For those who follow such things, 2011 was all about the royal wedding.
For fans of the NHL, and specifically goaltenders, 2012 is about to be remembered as the year The King had his coronation.
It was about five years ago when my then two year old daughter and I were leafing through the sports pages. We were reading headlines and looking at pictures, as I tried to put an early emphasis on hockey as she learned letters and words. With the Rangers in town, we came across an action photo of Henrik Lundqvist. No, she didn’t melt at his mere presence. (Give it a couple more years when perhaps Bieber-mania will have subsided).
Rather, she – having already fallen under the Disney spell to love all Princesses – was excited to learn that his nickname was “The King.” For the next couple years, at a moments notice, I could mention Henrik Lundqvist and she was right there to belt out “The King”!
He has that lasting impression upon people.
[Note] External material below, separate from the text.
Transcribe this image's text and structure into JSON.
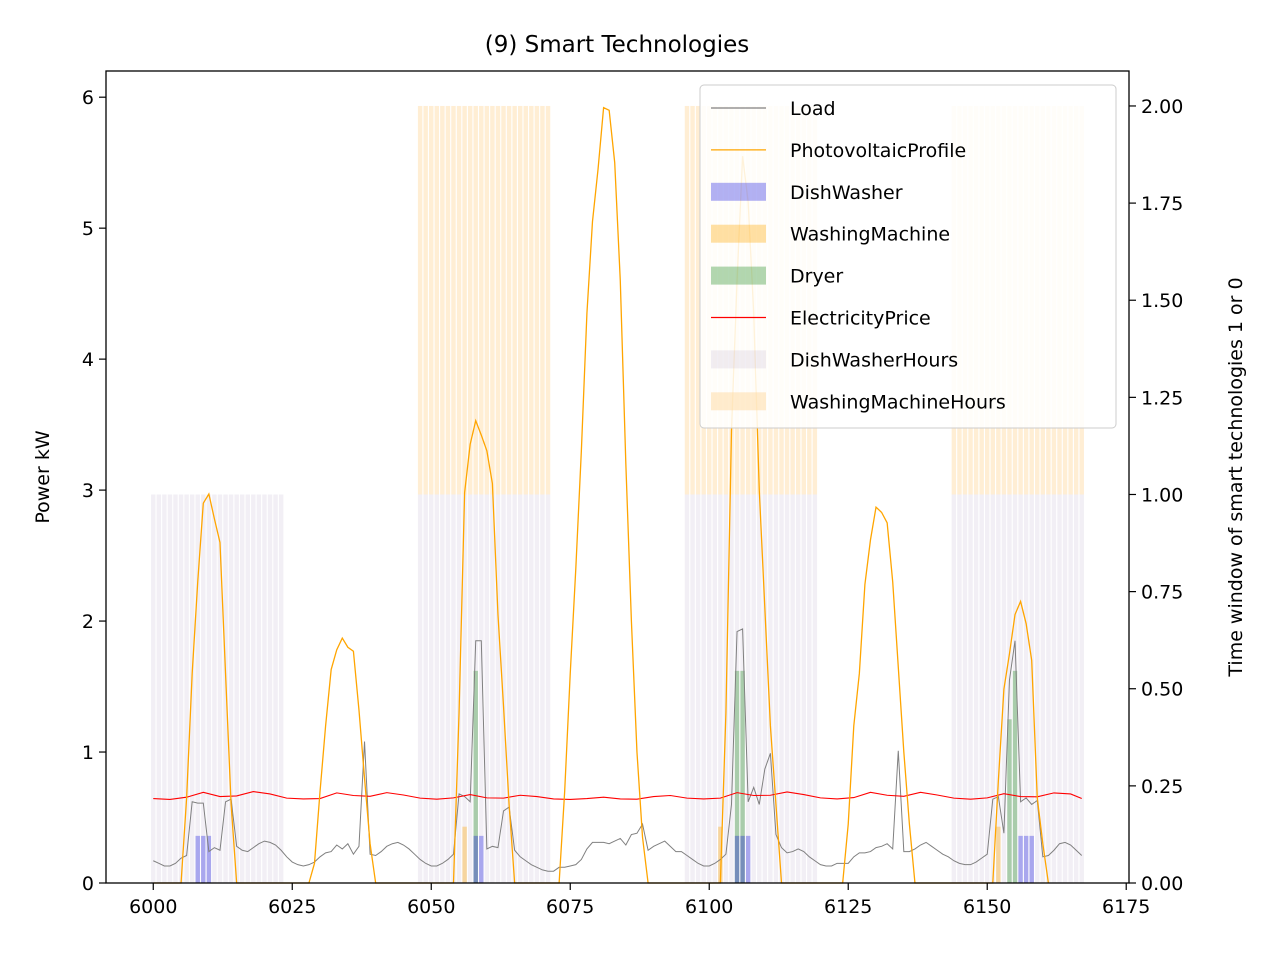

But even through his unlikely emergence as the Rangers number one goalie in 2005-06 (based on being selected 205th in 2000), his good to great play could never lift the Rangers beyond the second round, or earn “Hank” any individual postseason honors through his first six seasons.
Six seasons I might add, that each produced 30 wins or more.
That will change in 2012.
Since the lockout, the Vezina Trophy winners have been Miikka Kiprusoff, Martin Brodeur (twice), Tim Thomas (twice) and Ryan Miller
Kiprusoff almost won Calgary the Cup in 2004, and came out of the work stoppage with 42 wins. Brodeur trumped that in back-to-back seasons with 48 and 45 win campaigns. Thomas shocked everyone in 2009 with a GAA of 2.10 and save % of .933. Miller followed with career highs in wins (41) and save % (.929). Thomas then reclaimed his spot with arguably the greatest season ever in modern-day play, posting a 2.00 GAA, and a record-setting save % of .938
But the run of three straight American-born Vezina winners ends June 20 in Las Vegas.
The question at the moment is: by how much will Lundqvist be obliterating some of these recent numbers?
His GAA is currently a paltry 1.77, and his save percentage is .941! And, while you probably recognize me as someone who uses numbers extensively as part of a thorough evaluation process, for me it’s not even close to being just about the numbers.
Two weeks ago at First Niagara Center, Brad Boyes
had Lundqvist beat with his go-to shootout move, one that I haven’t seen stopped. Yet Lundqvist found a way, en route to a 1-0 triumph over the nearly-perfect Miller that night.
A few days ago, Philly’s Claude Giroux tried the same Boyes move during regular game play and was also thwarted. But because it wasn’t on a penalty shot or in a shootout situation, and because there was no defense present to remove him from the area, Giroux kept jamming at the outstretched left arm of Lundqvist and eventually put it home.
Tuesday night, amidst a mad scramble and while lying down with his back to the slot area, he stopped a Zdeno Chara shot right off the nameplate on his jersey. Can you say Dominik Hasek?
When I read the numbers and see the plays, and then think back to a sit down interview that I did with Lundqvist in New York in the fall of 2009, I have no doubt in my mind that he is now at the place that he always expected himself to be: best in his class.
On that September day, Lundqvist talked about how much he can’t stand losing, and how it drives him to be the absolute best. The words may ring hollow on a piece of paper, or on a computer screen, but to hear him say it – and the way he said it – it was impossible not to believe just how deep rooted his disdain for losing was.
Combine the numbers, the passion, the God-given looks and charisma with which he is blessed, how can one not think of him as something close to hockey royalty?
Last year it was about Will and Kate. This year, through his will on skates, “The King” will be crowned Vezina Trophy winner on June 20 in Las Vegas. What we don’t know is whether he’ll have been doused in champagne cologne about a week earlier.